Reactor class nuclear fusion tokamaks will be inherently complex. Thousands of interconnected systems that span orders of magnitude in physical scale must operate cohesively for the machine to function. Because these reactor class tokamaks are all in an early design stage, it is difficult to quantify exactly how each subsystem will act within the context of the greater systems. Therefore, to predict the engineering parameters necessary to design the machine, simulation frameworks that can model individual systems as well as the interfaced systems are necessary. This dissertation outlines a novel framework developed to couple otherwise disparate computational domains together into a single integrated package for the goal of high fidelity 3D heat load predictions. The framework, called the Heat flux Engineering Analysis Toolkit (HEAT), bridges the gap between plasma physics, engineering, visualization, high performance computing, and more. It is open source and has been used for time varying 3D heat load predictions on 5 tokamaks. The incredible heat loads that will be present in reactor class tokamaks can easily melt the plasma facing components (PFCs) if not properly managed, which can limit performance or even damage the machine.
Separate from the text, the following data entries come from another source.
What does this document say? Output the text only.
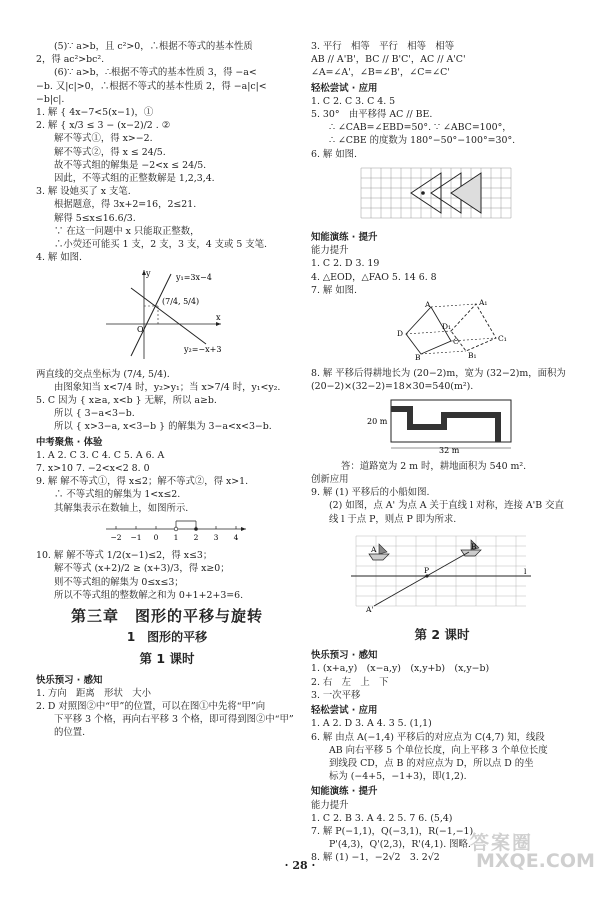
(5)∵ a>b，且 c²>0，∴根据不等式的基本性质
2，得 ac²>bc².
(6)∵ a>b，∴根据不等式的基本性质 3，得 −a<
−b. 又|c|>0，∴根据不等式的基本性质 2，得 −a|c|<
−b|c|.
1. 解 { 4x−7<5(x−1)，①
2. 解 { x/3 ≤ 3 − (x−2)/2 . ②
解不等式①，得 x>−2.
解不等式②，得 x ≤ 24/5.
故不等式组的解集是 −2<x ≤ 24/5.
因此，不等式组的正整数解是 1,2,3,4.
3. 解 设她买了 x 支笔.
根据题意，得 3x+2=16，2≤21.
解得 5≤x≤16.6/3.
∵ 在这一问题中 x 只能取正整数，
∴小荧还可能买 1 支，2 支，3 支，4 支或 5 支笔.
4. 解 如图.
y
x
O
y₁=3x−4
y₂=−x+3
(7/4, 5/4)
两直线的交点坐标为 (7/4, 5/4).
由图象知当 x<7/4 时，y₂>y₁；当 x>7/4 时，y₁<y₂.
5. C 因为 { x≥a, x<b } 无解，所以 a≥b.
所以 { 3−a<3−b.
所以 { x>3−a, x<3−b } 的解集为 3−a<x<3−b.
中考聚焦 · 体验
1. A 2. C 3. C 4. C 5. A 6. A
7. x>10 7. −2<x<2 8. 0
9. 解 解不等式①，得 x≤2；解不等式②，得 x>1.
∴ 不等式组的解集为 1<x≤2.
其解集表示在数轴上，如图所示.
−2 −1 0 1 2 3 4
10. 解 解不等式 1/2(x−1)≤2，得 x≤3；
解不等式 (x+2)/2 ≥ (x+3)/3，得 x≥0；
则不等式组的解集为 0≤x≤3；
所以不等式组的整数解之和为 0+1+2+3=6.
第三章　图形的平移与旋转
1　图形的平移
第 1 课时
快乐预习 · 感知
1. 方向　距离　形状　大小
2. D 对照图②中“甲”的位置，可以在图①中先将“甲”向
下平移 3 个格，再向右平移 3 个格，即可得到图②中“甲”
的位置.
3. 平行　相等　平行　相等　相等
AB // A'B'，BC // B'C'，AC // A'C'
∠A=∠A'，∠B=∠B'，∠C=∠C'
轻松尝试 · 应用
1. C 2. C 3. C 4. 5
5. 30°　由平移得 AC // BE.
∴ ∠CAB=∠EBD=50°. ∵ ∠ABC=100°，
∴ ∠CBE 的度数为 180°−50°−100°=30°.
6. 解 如图.
知能演练 · 提升
能力提升
1. C 2. D 3. 19
4. △EOD，△FAO 5. 14 6. 8
7. 解 如图.
A	A₁
D
D₁
C	C₁
B	B₁
8. 解 平移后得耕地长为 (20−2)m，宽为 (32−2)m，面积为
(20−2)×(32−2)=18×30=540(m²).
20 m
32 m
答：道路宽为 2 m 时，耕地面积为 540 m².
创新应用
9. 解 (1) 平移后的小船如图.
(2) 如图，点 A' 为点 A 关于直线 l 对称，连接 A'B 交直
线 l 于点 P，则点 P 即为所求.
A'
A	B
P	l
第 2 课时
快乐预习 · 感知
1. (x+a,y)　(x−a,y)　(x,y+b)　(x,y−b)
2. 右　左　上　下
3. 一次平移
轻松尝试 · 应用
1. A 2. D 3. A 4. 3 5. (1,1)
6. 解 由点 A(−1,4) 平移后的对应点为 C(4,7) 知，线段
AB 向右平移 5 个单位长度，向上平移 3 个单位长度
到线段 CD，点 B 的对应点为 D，所以点 D 的坐
标为 (−4+5，−1+3)，即(1,2).
知能演练 · 提升
能力提升
1. C 2. B 3. A 4. 2 5. 7 6. (5,4)
7. 解 P(−1,1)，Q(−3,1)，R(−1,−1).
P'(4,3)，Q'(2,3)，R'(4,1). 图略.
8. 解 (1) −1，−2√2　3. 2√2
· 28 ·
答案圈
MXQE.COM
Because these PFCs provide the interface between dozens of reactor systems and the plasma, are expected to operate extremely close to their material limits, employ complicated 3D geometry to survive the hostile conditions inside a tokamak, and can be optimized via engineering design, they are the perfect investigative candidate for an integrated modeling framework such as HEAT. After providing contextual physics and background information, the HEAT architecture will be outlined in detail. An overview of the major investigations to date will be provided, including optical and gyro orbit heat loads on several tokamaks. The novel results that can only be obtained through an integrated simulation framework will be emphasized throughout.